In the latest report from Liu, these same researchers use heparan sulfate sulfotransferases as a method to selectively sulfate heparan derivatives at specific hydroxyls. Once again they used fluorous tagging in order to facilitate purification post-reaction using fluorous solid phase extraction (FSPE). Given the number of enzyme mediated reactions using fluorous tagged substrates that we have covered in F-Blog recently, we won’t go into all the details here. Suffice it to say that, in general, fluorous tags do not substantially interfere with substrate specificity or activity and that this has been demonstrated many times for many types of enzymes.
Instead let’s address the characterization of these sulfated hexasaccharides by MS. Not surprisingly, MS/MS is the method choice in determining which monosaccharide units are sulfated in these reactions and which were not. Other methods such as NMR would be very difficult to interpret. When using MS/MS the last thing you want is to make the interpretation more difficult due to fragmentation at other parts of the molecule, such as the tag. So one great thing about fluorous tags is that the tag itself is non-fragmentary. On top of that the tags actually can make things easier. Unlike peptide fragmentation in MS/MS, the individual monomer units in oligosaccharides are quite similar in mass. The fluorous tag, however, adds additional mass to one end of the oligosaccharide thereby providing additional confidence regarding the fragmentation site. The same thing is observed in peptide fragmentation, of course, and can be seen by a distinct shift in either the b or y-ions depending on the site of the fluorous tag.
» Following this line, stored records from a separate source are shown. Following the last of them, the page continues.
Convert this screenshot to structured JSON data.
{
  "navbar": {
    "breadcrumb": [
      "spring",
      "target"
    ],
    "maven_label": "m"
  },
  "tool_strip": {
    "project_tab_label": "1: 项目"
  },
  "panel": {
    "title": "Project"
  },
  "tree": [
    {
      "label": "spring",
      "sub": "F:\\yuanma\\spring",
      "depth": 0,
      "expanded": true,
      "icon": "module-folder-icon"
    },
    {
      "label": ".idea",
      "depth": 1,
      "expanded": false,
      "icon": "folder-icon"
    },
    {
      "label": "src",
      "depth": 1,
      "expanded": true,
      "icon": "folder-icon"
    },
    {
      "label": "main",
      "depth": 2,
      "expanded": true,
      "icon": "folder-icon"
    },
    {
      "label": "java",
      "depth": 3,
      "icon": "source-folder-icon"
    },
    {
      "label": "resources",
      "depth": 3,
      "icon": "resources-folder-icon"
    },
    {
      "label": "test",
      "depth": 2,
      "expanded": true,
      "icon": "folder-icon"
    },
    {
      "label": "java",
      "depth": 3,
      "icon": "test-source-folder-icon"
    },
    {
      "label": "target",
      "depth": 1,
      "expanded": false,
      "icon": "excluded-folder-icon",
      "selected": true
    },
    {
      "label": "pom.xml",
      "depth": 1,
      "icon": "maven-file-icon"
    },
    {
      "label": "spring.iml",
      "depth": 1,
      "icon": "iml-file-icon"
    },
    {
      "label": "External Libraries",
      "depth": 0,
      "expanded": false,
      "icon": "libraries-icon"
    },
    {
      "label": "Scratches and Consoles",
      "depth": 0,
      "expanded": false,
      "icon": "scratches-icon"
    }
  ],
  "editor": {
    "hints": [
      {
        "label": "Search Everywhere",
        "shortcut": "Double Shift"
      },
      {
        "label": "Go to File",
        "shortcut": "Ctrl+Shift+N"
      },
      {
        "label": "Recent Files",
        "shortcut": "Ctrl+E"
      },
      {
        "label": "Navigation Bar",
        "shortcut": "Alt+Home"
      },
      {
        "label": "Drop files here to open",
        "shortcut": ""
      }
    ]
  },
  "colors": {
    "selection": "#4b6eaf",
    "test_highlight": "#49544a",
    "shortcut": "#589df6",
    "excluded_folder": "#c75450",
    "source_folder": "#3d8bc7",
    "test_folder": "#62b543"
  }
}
Modern biology and analytical chemistry rely increasingly on mass spectrometry as the primary method for identification and characterization of compounds. That holds true for proteomics, metabolomics, glycomics, etc. and in all these disciplines fluorous tags fit in quite well with modern MS techniques. First, the tag provides a method to enrich a sample in the particular analyte or class of analytes of interest. Second, the tag is non-fragmentary and does not unnecessarily complicate the MS. Third, fluorine is not found endogenously in biological systems while also containing a mass defect, that is unlike carbon, hydrogen, nitrogen, sulfur, etc., fluorine is slightly lighter than it atomic mass number. The defect is small, but adds up when you use a C6F13 tag so that one can tell if you the compound being analyzed has a fluorous tag or not. Finally, the fluorous tag’s mass is easy to incorporate into protein and peptide identification software, such as MASCOT or SEQUEST.